While the tariffs are not within the ports’ control, both port authorities are focusing on what is: namely, improving their infrastructure and operational efficiency. Both ports are investing in technologies to improve supply chain visibility and efficiency, as well as capital improvement projects to upgrade facilities.

The construction of the Gerald Desmond Bridge replacement, which will accommodate more vehicular traffic and the passage of larger ships beneath it, is on track to be complete in Spring 2020, according to Cordero. While it was originally scheduled to open in late 2019 or the first quarter of 2020, an unusually wet rainy season delayed progress, he explained. The completion of the Middle Harbor Redevelopment Project, which is transforming Long Beach Container Terminal into a fully-automated, zero-emission facility, is scheduled for completion in 2021. The port is also planning extensive additions to its on-dock rail capacity.

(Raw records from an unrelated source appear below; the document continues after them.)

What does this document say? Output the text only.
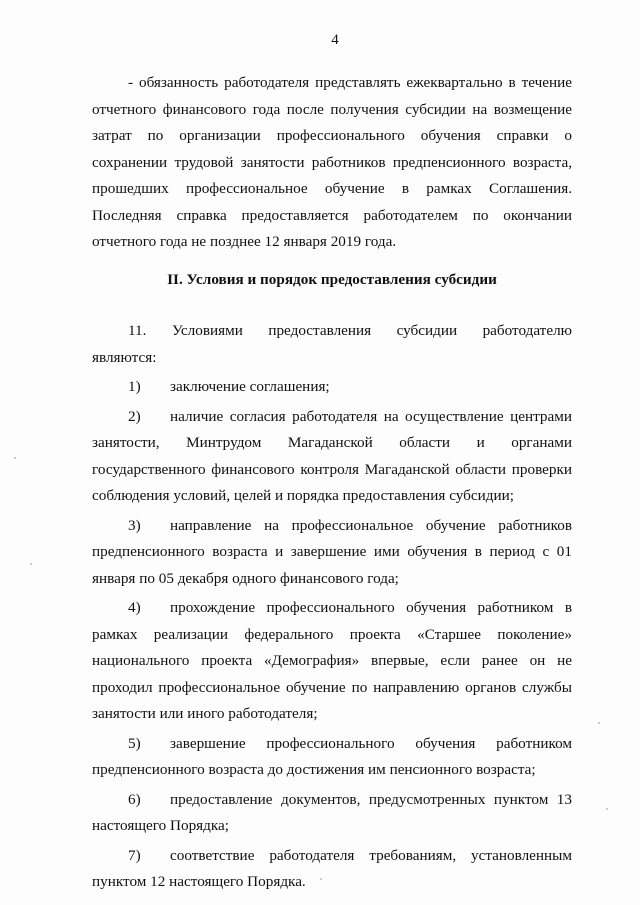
4

- обязанность работодателя представлять ежеквартально в течение отчетного финансового года после получения субсидии на возмещение затрат по организации профессионального обучения справки о сохранении трудовой занятости работников предпенсионного возраста, прошедших профессиональное обучение в рамках Соглашения. Последняя справка предоставляется работодателем по окончании отчетного года не позднее 12 января 2019 года.

II. Условия и порядок предоставления субсидии

11. Условиями предоставления субсидии работодателю являются:

1) заключение соглашения;

2) наличие согласия работодателя на осуществление центрами занятости, Минтрудом Магаданской области и органами государственного финансового контроля Магаданской области проверки соблюдения условий, целей и порядка предоставления субсидии;

3) направление на профессиональное обучение работников предпенсионного возраста и завершение ими обучения в период с 01 января по 05 декабря одного финансового года;

4) прохождение профессионального обучения работником в рамках реализации федерального проекта «Старшее поколение» национального проекта «Демография» впервые, если ранее он не проходил профессиональное обучение по направлению органов службы занятости или иного работодателя;

5) завершение профессионального обучения работником предпенсионного возраста до достижения им пенсионного возраста;

6) предоставление документов, предусмотренных пунктом 13 настоящего Порядка;

7) соответствие работодателя требованиям, установленным пунктом 12 настоящего Порядка.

Orient Overseas Carrier Line’s (OOCL) is selling Long Beach Container Terminal to Macquarie Infrastructure and Real Assets, an international asset fund. OOCL’s parent company was required to divest the asset when it was bought out by COSCO Shipping. According to Cordero, the deal is still going through an approval process with the federal government. He expects it to be completed within two months.

At the Port of Los Angeles, “There is some exciting work happening today at Evergreen [Container Terminal] as well as several of our other facilities including furtherance of our on-dock rail project,” Seroka said. “We also in January implemented Version 1 of the General Electric Port Optimizer, and now, with the participation of the liner shipping companies and terminal operators, we have 95% of all the import cargo covered within this port community system.”

The General Electric Port Optimizer allows supply chain stakeholders to track the shipment of goods through POLA as it passes to various entities such as trucking companies and rail lines. Seroka said the program is the first of its kind in the United States. Cordero said the Port of Long Beach is considering implementing similar technology.

“For the Port of Long Beach, we are going to continue with our plan of action in terms of the priority of operational excellence, which includes taking a second look at vacant land that we have . . . which we can use to either enhance our revenue and/or for logistic purposes,” Cordero said.

California ports may be up for a challenge if any of their terminal operators wish to implement automated technology – Assembly Bill 1321, which is currently making its way through the state legislature, would require State Lands Commission approval of any such changes. To approve automation, the commission would have to find that it would “provide a safe working environment and not cause critical damage to the state economy or to the economies of surrounding local communities, as specified.” The bill is currently going through committee readings in the state senate following passage in the assembly.

At the Port of Los Angeles, the approval of a coastal development permit in June that would pave the way for automation at APM Terminal led to public protests by the International Longshore and Warehousing Union (ILWU) , which represents West Coast dock workers. “The company announced over 18 months ago that they wanted to put into works semi-automated machinery that would not require ILWU labor to operate. And since then there have been ongoing discussions,” Seroka said on the subject. “Technology improvements are all around us, including in our port industry. But technology advancements should not leave the working people behind. And that’s what we’re trying to solve for today.”

McLaurin noted that terminals in both ports employ automation. “It sounds like this is going to be an ongoing issue and struggle between the union and the trade community,” he said.